Legislative Archives

2002 REPORT CARD

Tax Restructuring


Position: The Chamber’s focus during the 2002 Legislative Session has been enactment of comprehensive restructuring of Indiana’s tax code to reduce reliance on the property tax and to adopt policies that encourage economic growth. For more than thirty-five years The Chamber has supported the elimination of the Inventory Tax as a major position.

Outcome: Bi-partisanship finally emerged to save the tax restructuring bill at the end of the special session of the Indiana Legislature in June. In the Senate it took 12 Democrats to help 21 Republicans pass the bill back to the House. In the House it took 12 Republicans to cross over and help 39 Democrats come up with the 51 votes needed for passage. The divided legislature realized that this was more important than partisan politics and required votes on principle. While there was still considerable disagreement over the merits of each segment of the bill, the majority felt it was more important to make a decision that would create a climate for business growth in Indiana.

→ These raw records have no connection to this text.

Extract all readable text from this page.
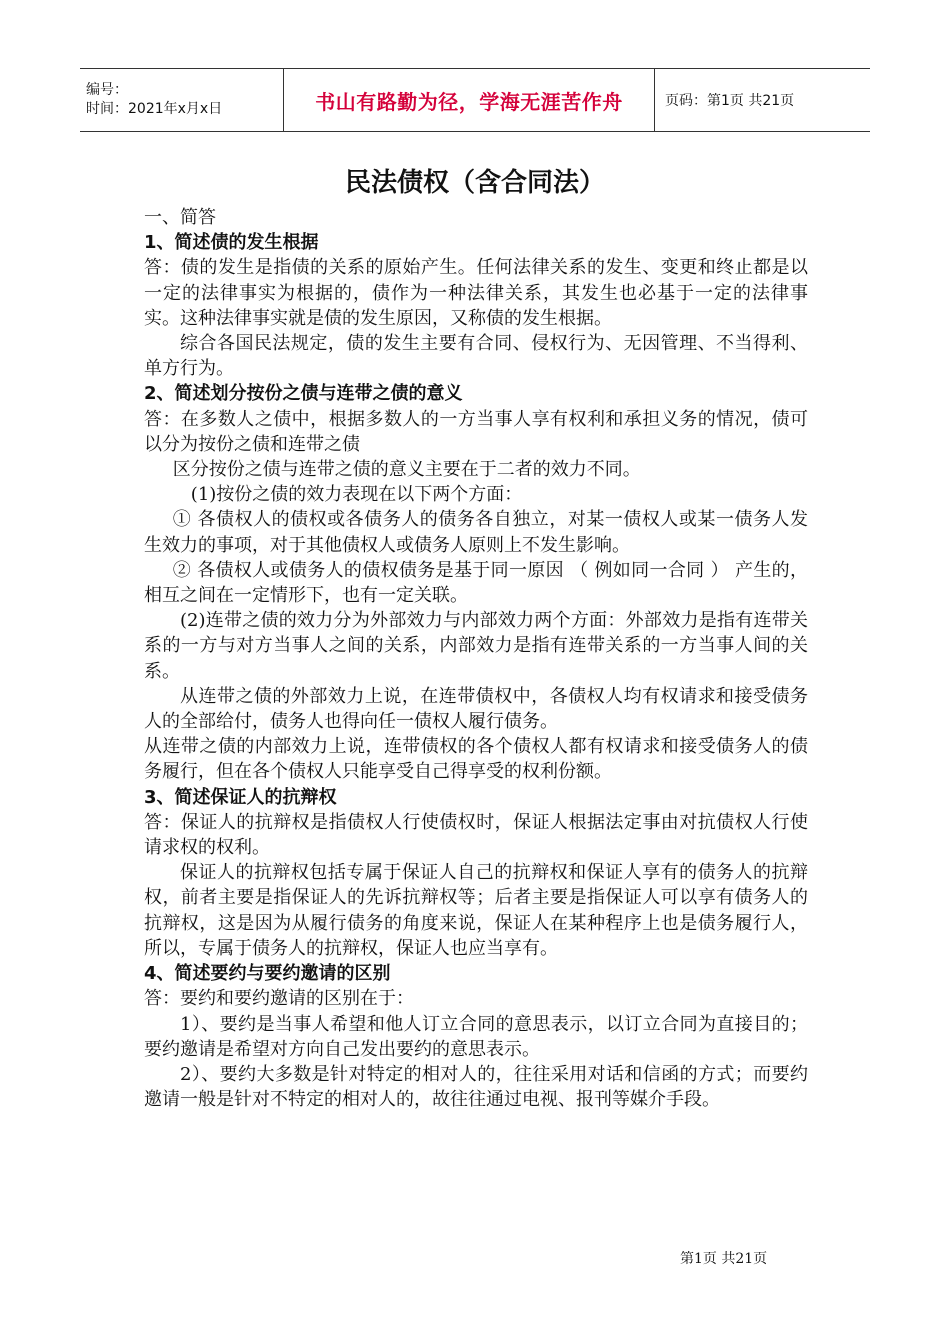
编号：
时间：2021年x月x日	书山有路勤为径，学海无涯苦作舟	页码：第1页 共21页
民法债权（含合同法）

一、简答

1、简述债的发生根据

答：债的发生是指债的关系的原始产生。任何法律关系的发生、变更和终止都是以一定的法律事实为根据的，债作为一种法律关系，其发生也必基于一定的法律事实。这种法律事实就是债的发生原因，又称债的发生根据。

综合各国民法规定，债的发生主要有合同、侵权行为、无因管理、不当得利、单方行为。

2、简述划分按份之债与连带之债的意义

答：在多数人之债中，根据多数人的一方当事人享有权利和承担义务的情况，债可以分为按份之债和连带之债

区分按份之债与连带之债的意义主要在于二者的效力不同。

(1)按份之债的效力表现在以下两个方面：

① 各债权人的债权或各债务人的债务各自独立，对某一债权人或某一债务人发生效力的事项，对于其他债权人或债务人原则上不发生影响。

② 各债权人或债务人的债权债务是基于同一原因 （ 例如同一合同 ） 产生的，相互之间在一定情形下，也有一定关联。

(2)连带之债的效力分为外部效力与内部效力两个方面：外部效力是指有连带关系的一方与对方当事人之间的关系，内部效力是指有连带关系的一方当事人间的关系。

从连带之债的外部效力上说，在连带债权中，各债权人均有权请求和接受债务人的全部给付，债务人也得向任一债权人履行债务。

从连带之债的内部效力上说，连带债权的各个债权人都有权请求和接受债务人的债务履行，但在各个债权人只能享受自己得享受的权利份额。

3、简述保证人的抗辩权

答：保证人的抗辩权是指债权人行使债权时，保证人根据法定事由对抗债权人行使请求权的权利。

保证人的抗辩权包括专属于保证人自己的抗辩权和保证人享有的债务人的抗辩权，前者主要是指保证人的先诉抗辩权等；后者主要是指保证人可以享有债务人的抗辩权，这是因为从履行债务的角度来说，保证人在某种程序上也是债务履行人，所以，专属于债务人的抗辩权，保证人也应当享有。

4、简述要约与要约邀请的区别

答：要约和要约邀请的区别在于：

1）、要约是当事人希望和他人订立合同的意思表示，以订立合同为直接目的；要约邀请是希望对方向自己发出要约的意思表示。

2）、要约大多数是针对特定的相对人的，往往采用对话和信函的方式；而要约邀请一般是针对不特定的相对人的，故往往通过电视、报刊等媒介手段。

第1页 共21页
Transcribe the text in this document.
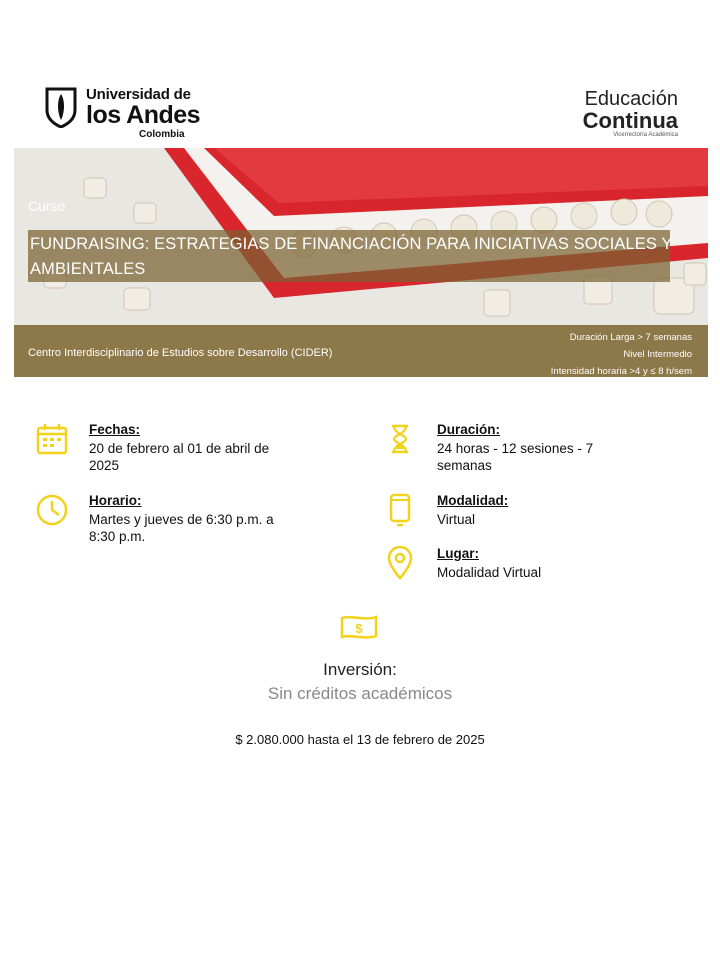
Universidad de
los Andes
Colombia
Educación
Continua
Vicerrectoría Académica
Curso
FUNDRAISING: ESTRATEGIAS DE FINANCIACIÓN PARA INICIATIVAS SOCIALES Y AMBIENTALES
Centro Interdisciplinario de Estudios sobre Desarrollo (CIDER)
Duración Larga > 7 semanas
Nivel Intermedio
Intensidad horaria >4 y ≤ 8 h/sem
Fechas:
20 de febrero al 01 de abril de 2025
Horario:
Martes y jueves de 6:30 p.m. a 8:30 p.m.
Duración:
24 horas - 12 sesiones - 7 semanas
Modalidad:
Virtual
Lugar:
Modalidad Virtual
$
Inversión:
Sin créditos académicos
$ 2.080.000 hasta el 13 de febrero de 2025
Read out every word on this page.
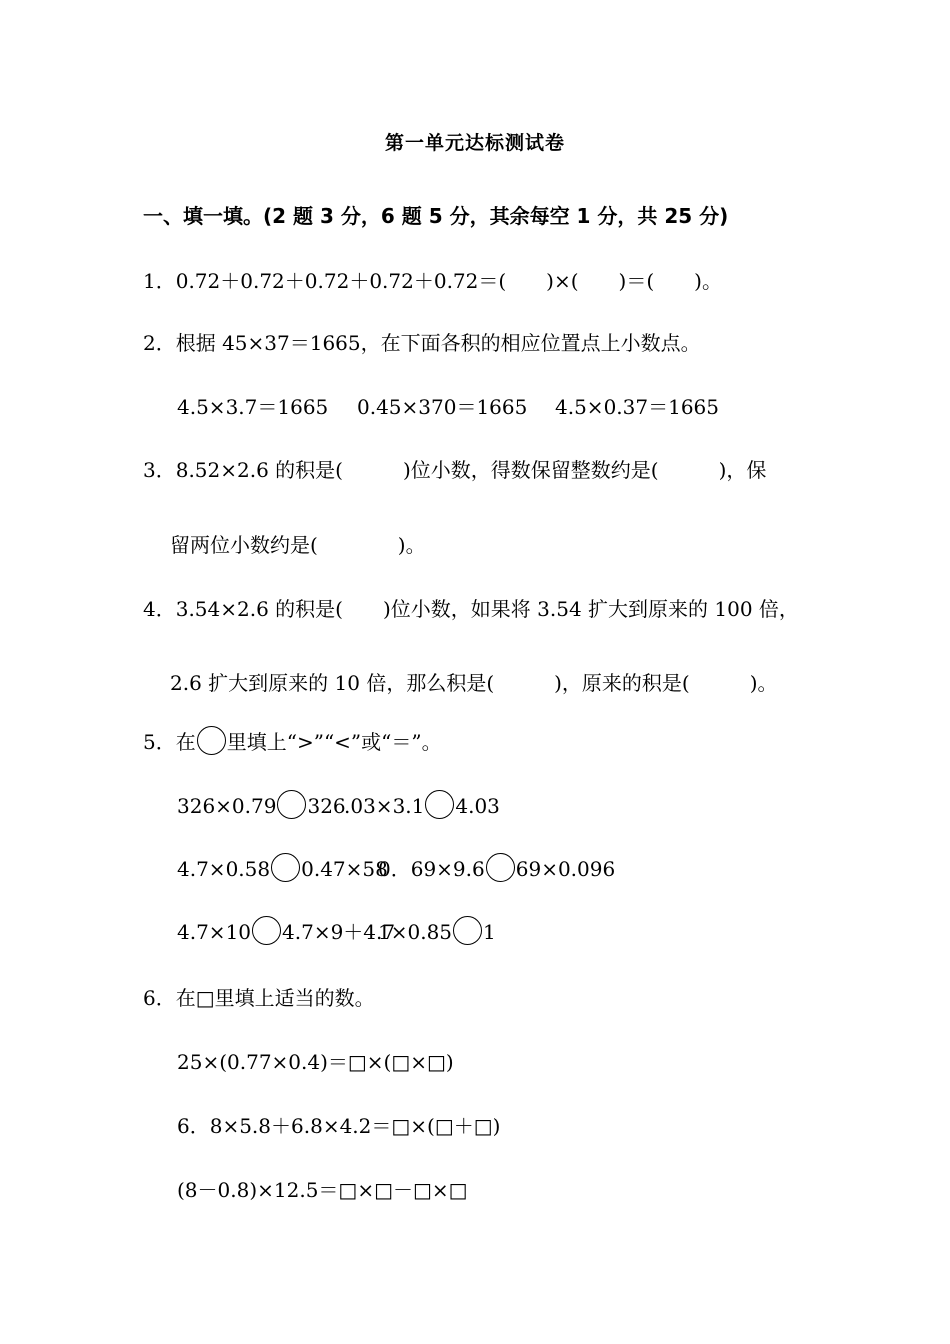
第一单元达标测试卷
一、填一填。(2 题 3 分，6 题 5 分，其余每空 1 分，共 25 分)
1．0.72＋0.72＋0.72＋0.72＋0.72＝(　　)×(　　)＝(　　)。
2．根据 45×37＝1665，在下面各积的相应位置点上小数点。
4.5×3.7＝1665 0.45×370＝1665 4.5×0.37＝1665
3．8.52×2.6 的积是(　　　)位小数，得数保留整数约是(　　　)，保
留两位小数约是(　　　　)。
4．3.54×2.6 的积是(　　)位小数，如果将 3.54 扩大到原来的 100 倍，
2.6 扩大到原来的 10 倍，那么积是(　　　)，原来的积是(　　　)。
5．在 里填上“>”“<”或“＝”。
326×0.79 326
.03×3.1 4.03
4.7×0.58 0.47×58
0．69×9.6 69×0.096
4.7×10 4.7×9＋4.7
1×0.85 1
6．在□里填上适当的数。
25×(0.77×0.4)＝□×(□×□)
6．8×5.8＋6.8×4.2＝□×(□＋□)
(8－0.8)×12.5＝□×□－□×□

For business, the new legislation makes Indiana competitive with our neighboring states. First, the Inventory Tax will be phased-out over five years. There is also relief for “production in progress.” Second, business property tax is reduced by an average of 23.4%. Third, the Gross Income tax and the Supplemental Net Income taxes are eliminated while the Adjusted Gross Income tax is increased to a rate of 8.5%. Fourth, the budget will provide $15 million for Indiana’s 21st Century Research and Technology Fund. In addition, the bill created a new Venture Capital Investment Tax Credit and also increases the Research and Development Tax Credit to 10% and repeals the in-state apportionment formula. These are significant improvements that will create new jobs as business and industry expands in Indiana and in the long run provide more state funding.

For homeowners there will be relief from the affects of court mandated reassessment to market value assessment. Not only will the average home not have up to a 33% tax increase but the projections are that homeowners will average a 13% decrease in property taxes. This was done by moving a total of 60% of school funding to the state, providing a $35,000 homeowners exemption, providing up to a $2500 deduction on income taxes for renters, and establishing a new 20% Property Tax Replacement Credit on all individual and business real property (includes manufactured/mobile homes and individual personal property). State wide property tax which had funded 28.7% of state and local government will now fund less than 24%. A one cent increase in the sales tax, an increase of .40 cents on cigarettes, and increases on gaming will make up the difference. Indiana now has a more balanced tax system that fairly spread the cost of government.

Gasoline Tax

Position:
The Chamber supports a reasonable increase in the state gas tax to fund INDOT’s 2000 - 2025 Long Range Plan. The Chamber specifically supports full funding of the US 31 corridor between South Bend and Indianapolis.

Outcome: Realizing that the current rate of taxation on gasoline would not raise enough funding to pay for Indiana Department of Transportation’s twenty-five year plan, The Chamber supported an increase in the gas tax. The legislation, as passed, increases the gas tax by .03 cents with one cent going for state highway bonding of road construction, one cent for state highway funding, and one cent for local highway funding. This money is not only important for funding of the US 31 corridor between South bend and Indianapolis, but includes necessary match money for local governments to receive federal highway funds. While this increase is sufficient for the next couple of years, additional funding will be needed to continue making the necessary infrastructure improvements to continue economic development in the state.